Other strong performances: Patricia Clarkson in Cairo Time; Amy Adams in The Fighter; Kirsten Dunst in All Good Things; Colin Firth in The King's Speech.

Two 2010 Releases You Might Just As Well Skip

Tron: Legacy "It looks like disco night at the Hi-Life. I'm convinced it's given me a brain tumor."

The Nutcracker in 3D "Take a kid to that and they'll never want to see a movie again."
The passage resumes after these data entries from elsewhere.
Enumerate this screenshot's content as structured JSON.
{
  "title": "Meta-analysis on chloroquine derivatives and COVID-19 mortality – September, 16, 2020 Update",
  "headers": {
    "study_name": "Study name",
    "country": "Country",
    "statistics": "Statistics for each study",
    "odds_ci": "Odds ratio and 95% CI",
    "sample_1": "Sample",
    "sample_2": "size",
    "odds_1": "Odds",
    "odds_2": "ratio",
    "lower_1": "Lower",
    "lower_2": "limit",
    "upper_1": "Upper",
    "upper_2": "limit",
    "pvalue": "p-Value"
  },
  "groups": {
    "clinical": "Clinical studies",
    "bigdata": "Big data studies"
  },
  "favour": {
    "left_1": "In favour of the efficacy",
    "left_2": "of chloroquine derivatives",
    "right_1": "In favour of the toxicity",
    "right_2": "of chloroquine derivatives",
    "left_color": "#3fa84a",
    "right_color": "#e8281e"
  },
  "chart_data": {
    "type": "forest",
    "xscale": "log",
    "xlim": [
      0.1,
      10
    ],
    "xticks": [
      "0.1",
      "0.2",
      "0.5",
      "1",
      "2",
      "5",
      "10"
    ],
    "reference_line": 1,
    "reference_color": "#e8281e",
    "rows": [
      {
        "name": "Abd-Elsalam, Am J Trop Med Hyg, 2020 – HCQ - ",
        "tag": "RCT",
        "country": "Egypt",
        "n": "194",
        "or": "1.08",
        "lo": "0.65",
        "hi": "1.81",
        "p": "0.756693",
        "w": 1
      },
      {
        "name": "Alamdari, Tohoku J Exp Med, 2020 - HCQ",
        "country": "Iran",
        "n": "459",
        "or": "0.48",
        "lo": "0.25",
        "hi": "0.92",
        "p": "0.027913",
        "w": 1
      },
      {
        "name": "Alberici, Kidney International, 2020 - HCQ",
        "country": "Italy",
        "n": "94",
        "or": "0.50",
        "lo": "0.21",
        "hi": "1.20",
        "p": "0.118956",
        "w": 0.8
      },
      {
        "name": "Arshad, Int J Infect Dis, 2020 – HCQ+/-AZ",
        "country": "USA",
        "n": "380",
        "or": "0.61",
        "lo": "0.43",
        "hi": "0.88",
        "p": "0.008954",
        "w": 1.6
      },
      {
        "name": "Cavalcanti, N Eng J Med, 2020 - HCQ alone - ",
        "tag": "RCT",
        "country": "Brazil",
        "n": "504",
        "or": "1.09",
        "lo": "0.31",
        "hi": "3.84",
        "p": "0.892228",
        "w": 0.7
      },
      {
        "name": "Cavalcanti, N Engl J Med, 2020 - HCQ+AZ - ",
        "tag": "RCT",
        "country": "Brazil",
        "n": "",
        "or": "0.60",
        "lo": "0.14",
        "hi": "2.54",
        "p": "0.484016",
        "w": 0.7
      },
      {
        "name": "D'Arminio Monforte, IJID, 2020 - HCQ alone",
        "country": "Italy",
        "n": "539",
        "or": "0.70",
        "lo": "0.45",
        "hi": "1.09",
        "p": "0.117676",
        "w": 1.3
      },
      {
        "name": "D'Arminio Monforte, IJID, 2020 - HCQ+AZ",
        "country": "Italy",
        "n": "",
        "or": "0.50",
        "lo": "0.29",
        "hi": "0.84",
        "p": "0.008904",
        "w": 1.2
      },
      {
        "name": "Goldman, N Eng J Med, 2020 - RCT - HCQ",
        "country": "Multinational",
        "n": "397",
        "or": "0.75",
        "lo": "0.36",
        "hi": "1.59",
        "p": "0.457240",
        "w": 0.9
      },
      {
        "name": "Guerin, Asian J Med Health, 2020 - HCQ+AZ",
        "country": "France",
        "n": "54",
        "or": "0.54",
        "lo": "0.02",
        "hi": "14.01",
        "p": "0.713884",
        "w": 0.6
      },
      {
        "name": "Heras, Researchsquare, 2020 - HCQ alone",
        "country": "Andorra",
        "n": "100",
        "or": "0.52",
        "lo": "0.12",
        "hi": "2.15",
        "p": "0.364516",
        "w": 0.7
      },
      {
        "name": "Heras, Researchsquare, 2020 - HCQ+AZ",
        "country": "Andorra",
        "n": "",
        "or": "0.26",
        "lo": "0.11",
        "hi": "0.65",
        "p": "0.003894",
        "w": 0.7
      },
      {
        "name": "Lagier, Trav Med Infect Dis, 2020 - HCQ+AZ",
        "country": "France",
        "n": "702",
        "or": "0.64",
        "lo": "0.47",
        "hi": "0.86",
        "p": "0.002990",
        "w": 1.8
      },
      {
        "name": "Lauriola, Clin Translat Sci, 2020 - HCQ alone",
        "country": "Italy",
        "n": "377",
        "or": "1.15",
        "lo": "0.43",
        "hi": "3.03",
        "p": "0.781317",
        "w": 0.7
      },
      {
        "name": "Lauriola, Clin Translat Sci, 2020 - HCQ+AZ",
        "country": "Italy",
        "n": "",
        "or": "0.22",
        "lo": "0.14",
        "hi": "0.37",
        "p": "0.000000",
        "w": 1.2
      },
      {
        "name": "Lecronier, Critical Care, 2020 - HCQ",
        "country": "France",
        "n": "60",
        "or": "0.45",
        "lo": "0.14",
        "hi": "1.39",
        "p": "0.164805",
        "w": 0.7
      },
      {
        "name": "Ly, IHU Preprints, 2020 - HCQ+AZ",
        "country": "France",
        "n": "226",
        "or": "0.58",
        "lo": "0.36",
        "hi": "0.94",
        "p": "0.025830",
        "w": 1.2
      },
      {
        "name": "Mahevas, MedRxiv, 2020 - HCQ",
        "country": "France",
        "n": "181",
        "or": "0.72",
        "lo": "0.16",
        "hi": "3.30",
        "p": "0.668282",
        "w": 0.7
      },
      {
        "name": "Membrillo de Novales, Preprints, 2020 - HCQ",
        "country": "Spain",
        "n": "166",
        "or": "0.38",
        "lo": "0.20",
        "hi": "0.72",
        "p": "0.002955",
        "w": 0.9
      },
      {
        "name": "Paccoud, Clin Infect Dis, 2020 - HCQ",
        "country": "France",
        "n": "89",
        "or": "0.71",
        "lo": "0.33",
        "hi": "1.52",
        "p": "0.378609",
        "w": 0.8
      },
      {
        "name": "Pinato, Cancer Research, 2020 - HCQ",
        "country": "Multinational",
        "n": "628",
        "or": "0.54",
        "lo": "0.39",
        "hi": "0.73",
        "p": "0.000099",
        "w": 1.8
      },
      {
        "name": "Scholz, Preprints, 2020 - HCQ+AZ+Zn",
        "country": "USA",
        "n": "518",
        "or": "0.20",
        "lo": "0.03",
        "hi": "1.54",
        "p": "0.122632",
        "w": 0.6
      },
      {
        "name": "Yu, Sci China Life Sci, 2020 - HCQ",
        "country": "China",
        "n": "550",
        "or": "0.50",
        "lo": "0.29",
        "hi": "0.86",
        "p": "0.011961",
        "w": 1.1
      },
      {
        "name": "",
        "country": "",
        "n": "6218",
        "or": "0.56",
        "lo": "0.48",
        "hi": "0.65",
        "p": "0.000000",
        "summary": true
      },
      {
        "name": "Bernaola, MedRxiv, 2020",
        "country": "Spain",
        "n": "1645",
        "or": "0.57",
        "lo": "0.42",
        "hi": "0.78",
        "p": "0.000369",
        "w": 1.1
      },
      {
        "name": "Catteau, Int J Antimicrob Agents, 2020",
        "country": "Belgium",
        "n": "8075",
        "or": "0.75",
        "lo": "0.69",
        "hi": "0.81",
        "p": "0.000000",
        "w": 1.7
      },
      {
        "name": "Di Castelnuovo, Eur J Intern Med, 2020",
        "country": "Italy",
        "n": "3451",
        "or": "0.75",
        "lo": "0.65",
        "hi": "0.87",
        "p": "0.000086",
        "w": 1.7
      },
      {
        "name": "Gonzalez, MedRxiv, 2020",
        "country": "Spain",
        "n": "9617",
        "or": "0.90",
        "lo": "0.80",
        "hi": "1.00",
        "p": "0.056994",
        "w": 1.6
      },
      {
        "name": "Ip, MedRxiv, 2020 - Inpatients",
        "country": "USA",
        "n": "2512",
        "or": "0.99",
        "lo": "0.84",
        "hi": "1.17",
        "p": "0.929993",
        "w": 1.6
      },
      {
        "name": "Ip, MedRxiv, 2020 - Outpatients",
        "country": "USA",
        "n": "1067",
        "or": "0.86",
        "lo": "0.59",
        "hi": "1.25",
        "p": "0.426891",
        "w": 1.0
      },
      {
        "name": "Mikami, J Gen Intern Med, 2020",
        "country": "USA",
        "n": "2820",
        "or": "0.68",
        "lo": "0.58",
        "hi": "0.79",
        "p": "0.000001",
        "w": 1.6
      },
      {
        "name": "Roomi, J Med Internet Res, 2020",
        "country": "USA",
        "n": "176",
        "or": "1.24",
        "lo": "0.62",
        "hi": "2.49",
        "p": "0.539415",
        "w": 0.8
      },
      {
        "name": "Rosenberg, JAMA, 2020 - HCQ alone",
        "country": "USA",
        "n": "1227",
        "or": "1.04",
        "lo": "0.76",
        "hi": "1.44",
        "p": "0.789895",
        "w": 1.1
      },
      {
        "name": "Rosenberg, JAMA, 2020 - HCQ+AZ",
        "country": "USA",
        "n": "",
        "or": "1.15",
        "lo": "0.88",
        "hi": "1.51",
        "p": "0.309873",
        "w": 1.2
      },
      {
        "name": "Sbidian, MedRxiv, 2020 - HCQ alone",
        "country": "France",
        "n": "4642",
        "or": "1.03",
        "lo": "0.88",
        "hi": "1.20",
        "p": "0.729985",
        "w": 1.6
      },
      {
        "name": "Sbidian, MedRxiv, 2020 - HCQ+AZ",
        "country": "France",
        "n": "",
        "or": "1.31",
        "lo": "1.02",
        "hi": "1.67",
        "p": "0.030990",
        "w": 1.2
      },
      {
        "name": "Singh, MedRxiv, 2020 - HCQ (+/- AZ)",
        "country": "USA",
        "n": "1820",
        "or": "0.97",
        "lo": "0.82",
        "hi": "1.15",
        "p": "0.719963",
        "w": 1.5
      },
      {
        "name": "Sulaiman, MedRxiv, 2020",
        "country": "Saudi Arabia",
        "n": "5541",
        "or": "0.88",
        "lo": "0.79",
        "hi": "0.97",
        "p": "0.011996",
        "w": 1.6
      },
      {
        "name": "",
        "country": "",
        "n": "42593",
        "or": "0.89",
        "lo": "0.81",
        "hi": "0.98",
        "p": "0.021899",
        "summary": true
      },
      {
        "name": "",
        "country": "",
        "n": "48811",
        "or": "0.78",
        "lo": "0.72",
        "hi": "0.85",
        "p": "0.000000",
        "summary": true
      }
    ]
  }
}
On The Social Network, and its absence from his list

"I was sitting in this New York Film Critics Circle meeting, and it was showing up on ballot after ballot, and I had this sinking feeling, because I knew Winter's Bone, my own favorite, didn't have a prayer. And [Social Network is] going to win all of the big critics' prizes, and it might win the Oscar. It's going head to head with The King's Speech, I think. I didn't hate the movie. I kind of liked it. But I think it's a very glib and cynical film about the foundation of our new way of life. This new social network is shown as being rooted in betrayal, in greed, in sexism, in naked class envy ... while at the same time, I think it appeals to this pervasive 21st century fantasy of wanting to be a billionaire. It's a good business saga, but I'm mystified by how many people think it's a groundbreaking movie about a turning point in American culture."